Uno de los problemas más habituales en el cribado es la colmatación de las mallas. Entendemos por colmatación el proceso en que el producto que se está cribando o clasificando obtura o ciega las aberturas de las mallas que se utilizan, sean estas metálicas o de materiales sintéticos. Si la malla se colmata o ciega totalmente, deja de ser efectiva y ninguna partícula más fina que la luz o abertura puede pasar a través de la tela. El cribado deja de ser efectivo.

En general hay dos clases de colmatación. La primera es la que se produce cuando la medida (muy cercanas a la luz de malla) y la forma de las partículas (lascas o similares) hacen que algunas de ellas se queden atrapadas en una abertura de malla. Si no se dispone de una vibración adecuada o de un sistema de limpieza automático, con el paso del tiempo más y más aberturas quedan ocupadas por las mencionadas partículas, llegándose a una colmatación total de la malla.

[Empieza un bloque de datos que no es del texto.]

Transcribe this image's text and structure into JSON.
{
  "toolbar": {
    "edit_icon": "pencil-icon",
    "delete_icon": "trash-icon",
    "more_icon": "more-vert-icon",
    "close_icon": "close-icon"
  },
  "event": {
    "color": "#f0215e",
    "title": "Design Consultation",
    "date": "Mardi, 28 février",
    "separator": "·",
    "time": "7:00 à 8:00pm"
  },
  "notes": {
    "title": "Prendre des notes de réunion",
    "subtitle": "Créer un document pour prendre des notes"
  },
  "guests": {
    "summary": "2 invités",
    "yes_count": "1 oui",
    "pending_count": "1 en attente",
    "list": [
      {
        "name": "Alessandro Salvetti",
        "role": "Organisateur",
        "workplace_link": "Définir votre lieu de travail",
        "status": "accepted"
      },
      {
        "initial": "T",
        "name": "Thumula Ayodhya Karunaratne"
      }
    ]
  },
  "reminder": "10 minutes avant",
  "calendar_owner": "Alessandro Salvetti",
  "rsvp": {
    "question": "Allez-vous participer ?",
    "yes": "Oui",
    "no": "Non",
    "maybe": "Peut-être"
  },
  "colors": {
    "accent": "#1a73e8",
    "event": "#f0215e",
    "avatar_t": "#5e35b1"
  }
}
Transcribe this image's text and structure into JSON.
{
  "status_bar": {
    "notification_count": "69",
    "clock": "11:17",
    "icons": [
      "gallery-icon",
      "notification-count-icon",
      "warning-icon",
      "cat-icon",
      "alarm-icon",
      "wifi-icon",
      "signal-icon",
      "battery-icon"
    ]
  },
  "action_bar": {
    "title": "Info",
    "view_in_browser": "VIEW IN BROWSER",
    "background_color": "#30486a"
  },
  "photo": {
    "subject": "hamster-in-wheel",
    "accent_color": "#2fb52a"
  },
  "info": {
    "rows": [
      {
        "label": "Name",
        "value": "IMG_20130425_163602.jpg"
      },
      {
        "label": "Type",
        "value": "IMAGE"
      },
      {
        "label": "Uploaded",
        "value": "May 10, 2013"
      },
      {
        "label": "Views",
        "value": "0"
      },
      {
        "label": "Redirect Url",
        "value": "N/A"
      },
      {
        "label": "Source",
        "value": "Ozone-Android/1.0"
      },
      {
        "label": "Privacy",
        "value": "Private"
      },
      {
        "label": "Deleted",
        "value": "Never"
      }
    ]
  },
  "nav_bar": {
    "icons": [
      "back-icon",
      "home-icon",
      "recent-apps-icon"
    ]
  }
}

La segunda colmatación es por la agregación de material fino y húmedo en los alambres que forman la tela. El material fino va “creciendo” lentamente hasta ocupar toda la abertura de malla y, con el tiempo, ocupando toda la superficie de esta. En este segundo caso, la solución es más difícil, porque es necesario secar previamente el material para evitar la colmatación. Y el secado puede ser costoso en términos de energía.

Una solución intermedia son las cribas de agitación directa de la mallas. La vibración de 3000 rpm con una amplitud entre 3 y 4 milímetros consigue en gran mesura mantener la limpieza de las mallas y la eficiencia del cribado.